Ao relatar o caso à médica local, descobriu que não era um episódio isolado: outras três pessoas da vila já haviam sido afetadas. A partir de então, novos casos surgiram nos anos seguintes, totalizando 16 diagnósticos confirmados.
O que intrigou ainda mais os pesquisadores foi o fato de que nenhum dos pacientes apresentava histórico familiar da doença ou predisposição genética.
Diante disso, Lagrange e sua equipe analisaram diferentes fatores ambientais , como a qualidade da água, a presença de substâncias tóxicas no solo e a exposição ao gás radônio.
Nenhum desses elementos, no entanto, apresentou uma correlação definitiva com os casos da doença .
Ligação com o consumo de cogumelos venenosos
Em 2017, a investigação ganhou um novo rumo quando os pesquisadores notaram que seis dos pacientes costumavam consumir cogumelos locais.
Isso os levou a comparar a situação de Montchavin com casos registrados na ilha de Guam , onde, no final da Segunda Guerra Mundial , ocorreu uma epidemia de doenças neurológicas associada à ingestão de sementes de cícadas , conhecidas por conter substâncias neurotóxicas .
Os pesquisadores identificaram que os pacientes de ELA na vila francesa consumiam morillas falsas ( Gyromitra esculenta ), um tipo de cogumelo silvestre altamente tóxico e cuja venda é proibida na França .
Muitos deles acreditavam que esses cogumelos tinham propriedades rejuvenescedoras.
A relação entre o consumo dessas morillas e a incidência da doença se tornou o foco principal das investigações.
Debate entre especialistas
A pesquisa foi publicada em 2021 no Journal of the Neurological Sciences , destacando que a ingestão repetida desses cogumelos pode ser o principal fator de risco para o desenvolvimento da ELA na região.
Contudo, a comunidade científica ainda debate a hipótese.

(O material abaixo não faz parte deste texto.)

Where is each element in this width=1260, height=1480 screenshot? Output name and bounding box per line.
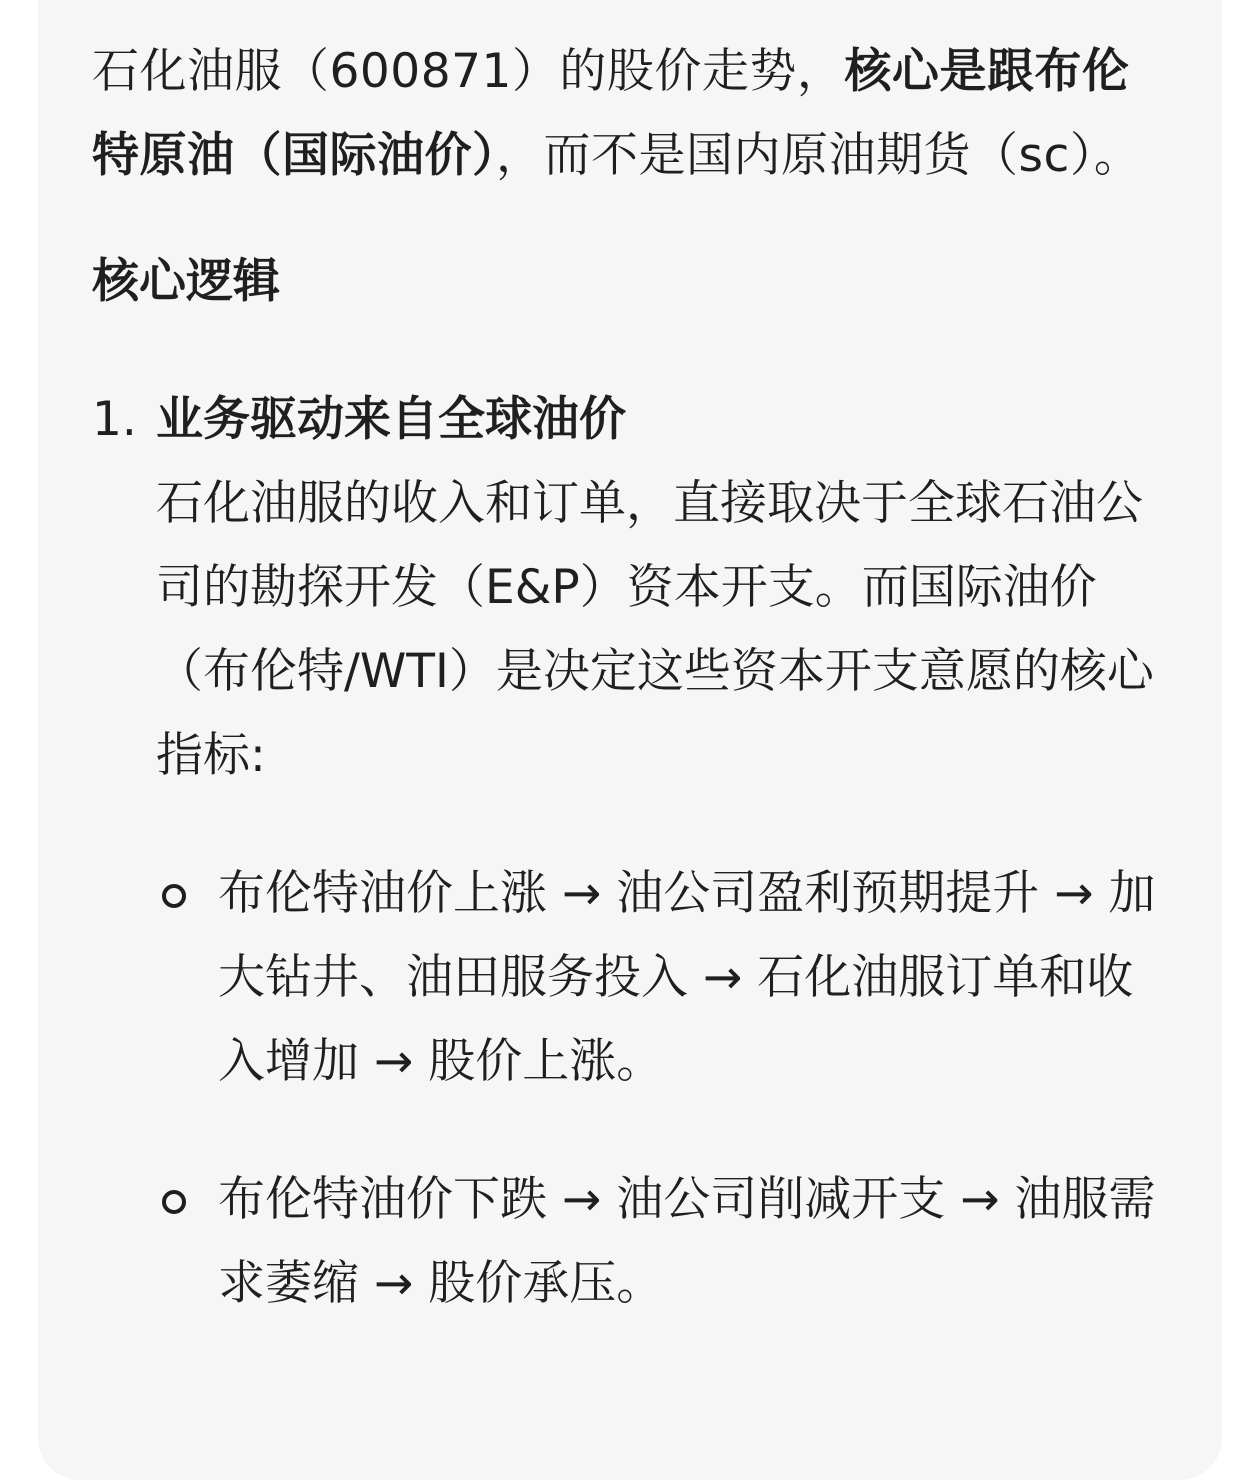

Alguns especialistas, como o neurocientista Jeffrey D. Rothstein , da Universidade Johns Hopkins , acreditam que os casos podem ser uma coincidência estatística.
Já outros pesquisadores, como a epidemiologista Evelyn Talbott , da Universidade de Pittsburgh , consideram o estudo relevante e digno de mais aprofundamento.
Embora ainda não haja uma resposta definitiva, o caso de Montchavin levanta novas questões sobre a relação entre fatores ambientais e doenças neurodegenerativas .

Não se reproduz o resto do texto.